Alternatively, we can alter message history using [history_processors](https://ai.pydantic.dev/message-history/). Here's the docstring from the Agent class:

```text
history_processors: Optional list of callables to process the message history before sending it to the model.
            Each processor takes a list of messages and returns a modified list of messages.
            Processors can be sync or async and are applied in sequence.
```

Let's implement it:

In [None]:
from pydantic_ai.messages import ModelMessage, UserPromptPart

def force_answer_after_6_searches(messages: list[ModelMessage]) -> list[ModelMessage]: 
    num_tool_calls = 0
    
    for m in messages:
        for p in m.parts:
            if p.part_kind == 'tool-call' and p.tool_name == 'search':
                num_tool_calls = num_tool_calls + 1

    if num_tool_calls >= 6:
        print('forcing output')
        last_message = messages[-1]
        finish_prompt = 'System message: The maximal number of searches has exceeded 6. Proceed to finishing the writeup'
        finish_prompt_part = UserPromptPart(finish_prompt)
        last_message.parts.append(finish_prompt_part)

    return messages


Now we control the agent by injecting instructions to stop using search and proceed to generating the answer.

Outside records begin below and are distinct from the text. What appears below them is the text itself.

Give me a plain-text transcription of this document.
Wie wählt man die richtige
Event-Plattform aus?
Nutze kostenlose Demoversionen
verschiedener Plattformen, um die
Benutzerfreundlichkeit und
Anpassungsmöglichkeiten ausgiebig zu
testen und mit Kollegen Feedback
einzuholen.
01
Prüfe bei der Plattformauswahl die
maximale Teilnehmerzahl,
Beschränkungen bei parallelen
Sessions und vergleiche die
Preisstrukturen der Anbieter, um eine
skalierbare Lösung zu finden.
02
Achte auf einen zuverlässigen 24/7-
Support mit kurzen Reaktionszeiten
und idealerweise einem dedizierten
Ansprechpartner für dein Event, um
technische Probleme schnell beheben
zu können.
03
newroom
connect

This option is a little cleaner as we don't need to modify our tools.

## Final Evaluation Run

Execute the final evaluation with all improvements:

In [None]:
all_results = await map_progress(ground_truth_sample, run_agent)

Check the final costs:

In [None]:
calculate_cost('gpt-4o-mini', all_results)

Process and save the results:

In [None]:
rows = []

for q, result in all_results:
    if result is None:
        continue

    row = process_result(q, result)
    rows.append(row)


And save it for the next step:

In [None]:
with open('sample_eval_rows.bin', 'wb') as f_out:
    pickle.dump(rows, f_out)

## Summary and next steps

In this lesson we run the agent and collected the output. We also identified a few problems and fixed them.

Because we run the agent against a lot of queries, we can easily identify some common problems.

Now we can use the data we collected to actually do the evaluation. We will do it in the next lesson.